Biden was given classified briefings as a candidate but those stopped once he became president-elect, and his status as a former vice president and former senator does not afford him access now.
The result is an awkward gap between what Biden and Harris know about the biggest national security threats facing the country, which the Biden White House will need to be prepared to respond to on Day One of the new administration. Harris is also legally prohibited from disclosing any classified information to Biden, leading to situations where she may have to censor herself when discussing sensitive foreign policy and national security issues around the president-elect.
In the unlikely scenario that Harris accidentally revealed something classified that she’d learned as part of a committee briefing, mishandling of classified information is technically punishable under the Espionage Act.
“Until Biden is inaugurated, he has no constitutional right to classified information and none of his conversations with Harris can venture into classified issues until they both finally start receiving classified briefings as part of the transition,” said national security lawyer Brad Moss. “There has never been an Espionage Act case against a sitting Member of Congress but no one wants to poke the 400-pound bear on this one and risk it either.”
A transition official emphasized to POLITICO on Thursday that Harris’s work on the Intelligence Committee “is entirely separate from her role as the Vice President-Elect. There is no co-mingling of those roles and responsibilities whatsoever.” The official noted that Harris, like Biden, “does not have access to the [President’s Daily Brief] or other information to which she is entitled as Vice President-elect because of the GSA’s failure to ascertain the results of the election.”
The official added that the information Harris receives by virtue of her membership on the Senate Intelligence Committee “is not the same information” as what is in the PDB — a detailed and highly classified document, compiled each morning for the president, vice president, and their senior advisers by the Office of the Director of National Intelligence, that outlines key national security threats and global hot spots.
But Priess, who briefed the PDB to senior recipients under past presidents, noted that the top-line analytic judgments that make it into the document “would not be substantially different” from what is briefed to the Senate Intelligence Committee.

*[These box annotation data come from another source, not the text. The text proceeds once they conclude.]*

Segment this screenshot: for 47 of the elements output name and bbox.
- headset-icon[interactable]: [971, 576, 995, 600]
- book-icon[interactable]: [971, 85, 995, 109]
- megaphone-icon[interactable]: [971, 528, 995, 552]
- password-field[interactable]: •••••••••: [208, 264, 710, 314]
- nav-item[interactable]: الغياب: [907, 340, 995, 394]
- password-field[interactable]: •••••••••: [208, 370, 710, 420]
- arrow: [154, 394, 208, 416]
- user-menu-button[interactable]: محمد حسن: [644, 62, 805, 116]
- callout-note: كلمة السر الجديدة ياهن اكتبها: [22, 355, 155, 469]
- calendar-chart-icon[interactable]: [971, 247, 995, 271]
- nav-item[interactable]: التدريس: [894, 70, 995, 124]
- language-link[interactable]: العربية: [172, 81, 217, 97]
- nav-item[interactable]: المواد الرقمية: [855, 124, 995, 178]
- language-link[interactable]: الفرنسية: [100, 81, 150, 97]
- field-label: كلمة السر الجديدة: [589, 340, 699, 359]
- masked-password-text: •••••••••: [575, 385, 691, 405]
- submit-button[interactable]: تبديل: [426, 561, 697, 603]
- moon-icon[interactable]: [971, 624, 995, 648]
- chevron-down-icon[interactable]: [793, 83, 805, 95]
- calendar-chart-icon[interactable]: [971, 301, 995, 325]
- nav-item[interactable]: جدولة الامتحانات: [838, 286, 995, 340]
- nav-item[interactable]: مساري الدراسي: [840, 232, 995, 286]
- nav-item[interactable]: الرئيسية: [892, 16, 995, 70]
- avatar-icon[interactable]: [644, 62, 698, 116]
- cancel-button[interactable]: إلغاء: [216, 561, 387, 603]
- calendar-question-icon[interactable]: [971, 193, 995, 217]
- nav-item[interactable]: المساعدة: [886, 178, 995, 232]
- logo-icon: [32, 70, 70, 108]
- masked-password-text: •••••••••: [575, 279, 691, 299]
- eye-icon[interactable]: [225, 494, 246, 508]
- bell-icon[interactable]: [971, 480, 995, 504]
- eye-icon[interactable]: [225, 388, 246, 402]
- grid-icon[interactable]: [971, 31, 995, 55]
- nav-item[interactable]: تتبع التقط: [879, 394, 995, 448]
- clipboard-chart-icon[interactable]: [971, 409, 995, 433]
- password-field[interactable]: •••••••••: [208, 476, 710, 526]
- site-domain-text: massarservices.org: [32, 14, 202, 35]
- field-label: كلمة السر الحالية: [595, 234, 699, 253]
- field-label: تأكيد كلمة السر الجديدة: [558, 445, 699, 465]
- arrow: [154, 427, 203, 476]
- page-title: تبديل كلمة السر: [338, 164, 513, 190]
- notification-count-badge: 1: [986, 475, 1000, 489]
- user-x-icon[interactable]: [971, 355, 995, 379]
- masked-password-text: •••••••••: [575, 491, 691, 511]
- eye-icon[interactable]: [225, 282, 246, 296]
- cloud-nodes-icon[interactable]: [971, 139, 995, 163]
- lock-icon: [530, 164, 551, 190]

The committee members typically see analysis “that is consistent with what is in the PDB,” Priess said. So while Harris cannot currently see that document, “she should be seeing the best judgments of the intelligence community and its respective agencies on most, if not all, of the same issues that appear in the PDB.” And she will be “certainly a lot better informed” on the most pressing issues than past vice presidents have been upon entering the White House, Priess said.
Still, the transition official indicated that Harris’ access to the latest intelligence as a member of SSCI, which is walled off from her work as vice president-elect, makes it no less urgent that Biden begin receiving full intelligence briefings and threat assessments.
“The 9/11 Commission Report found that the delayed 2000 transition significantly hampered the incoming administration’s ability to fill key appointments, including national security personnel, and left the country less prepared for a crisis. That’s why in the elections since, the transition process has begun almost immediately,” the official said. “It could also pose significant challenges to getting President-elect Biden’s team in place given the role of FBI background checks and security clearances for potential nominees and incoming national security officials.”